Carbonatos em banhos alcalinos: o acúmulo invisível que reduz a eficiência da galvanoplastia

O controle desse contaminante ajuda a preservar a estabilidade do banho, reduzir custos e evitar falhas no revestimento

Os banhos alcalinos utilizados em processos de galvanoplastia, especialmente na eletrodeposição de zinco e ligas de zinco, podem apresentar um problema que cresce silenciosamente ao longo da operação: o acúmulo de carbonatos.

Em concentrações controladas, eles fazem parte da dinâmica química do processo. Porém, quando ultrapassam os limites recomendados pelo fornecedor da tecnologia, podem prejudicar a eficiência do banho e afetar diretamente a produtividade da linha.

O problema não aparece de uma hora para outra. Ele se desenvolve gradualmente, muitas vezes acompanhado por redução da velocidade de deposição, aumento da tensão elétrica e maior dificuldade para manter o acabamento dentro do padrão.

Como os carbonatos se formam?

Nos banhos alcalinos, o hidróxido presente na solução pode absorver dióxido de carbono do ambiente e formar carbonatos. A movimentação excessiva do banho, principalmente quando existe grande contato com o ar, pode acelerar esse processo.

Outros fatores também podem contribuir, dependendo da composição química utilizada:

  • Degradação de componentes orgânicos;
  • Reações durante a operação;
  • Reposição frequente de produtos;
  • Entrada de contaminantes;
  • Agitação inadequada;
  • Longos períodos de utilização sem tratamento específico.

Por isso, a concentração de carbonatos tende a aumentar com o tempo, mesmo quando os demais parâmetros aparentam estar dentro das faixas de trabalho.

Quais problemas podem surgir?

O excesso de carbonatos pode aumentar a resistência elétrica da solução e reduzir a eficiência da deposição.

Entre os sinais observados estão:

  • Menor velocidade de deposição;
  • Aumento do tempo de processo;
  • Elevação da tensão necessária;
  • Aquecimento mais intenso do banho;
  • Queima em regiões de alta densidade de corrente;
  • Cobertura irregular;
  • Redução da faixa operacional;
  • Maior consumo de energia e aditivos;
  • Dificuldade para manter a qualidade do acabamento.

Esses sintomas não são exclusivos do carbonato. Concentração de zinco, soda, aditivos, temperatura, posicionamento dos anodos, agitação e contato elétrico também precisam ser avaliados.

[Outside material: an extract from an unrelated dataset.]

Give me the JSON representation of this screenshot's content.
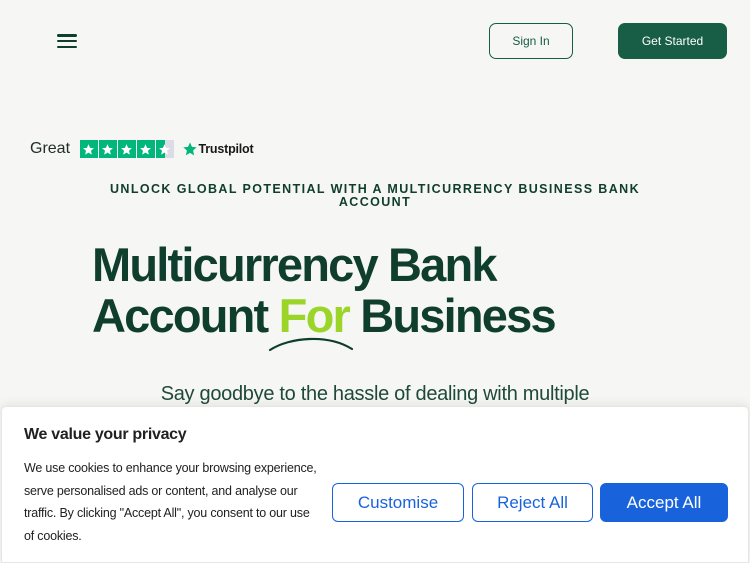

A análise química é indispensável para confirmar a causa. Tratar o banho no escuro pode criar um segundo problema tentando resolver o primeiro — a química não costuma perdoar chute.

Como remover o excesso?

Uma técnica utilizada é a cristalização por resfriamento. Ao reduzir a temperatura da solução, parte dos carbonatos perde solubilidade, cristaliza e pode ser separada do banho.

O procedimento convencional pode exigir transferência da solução, resfriamento, separação dos cristais e posterior correção dos parâmetros antes do retorno à produção. O resultado depende da composição do banho, da temperatura alcançada e do tempo disponível para cristalização.

O tratamento deve ser definido com base em análise laboratorial e nas orientações do fornecedor do processo. Soluções à base de sódio e potássio podem apresentar comportamentos diferentes, portanto não existe uma temperatura universal aplicável a qualquer banho.

Tratamento contínuo reduz impactos na produção

Para tornar essa operação mais prática, a Hook desenvolveu o Carbonate Remover, equipamento destinado à remoção automática de carbonatos em banhos alcalinos.

Segundo a empresa, a solução foi projetada para realizar o tratamento sem a necessidade de interromper completamente a produção, permitindo retirar parte da solução, promover a separação dos carbonatos e devolver o líquido tratado ao processo.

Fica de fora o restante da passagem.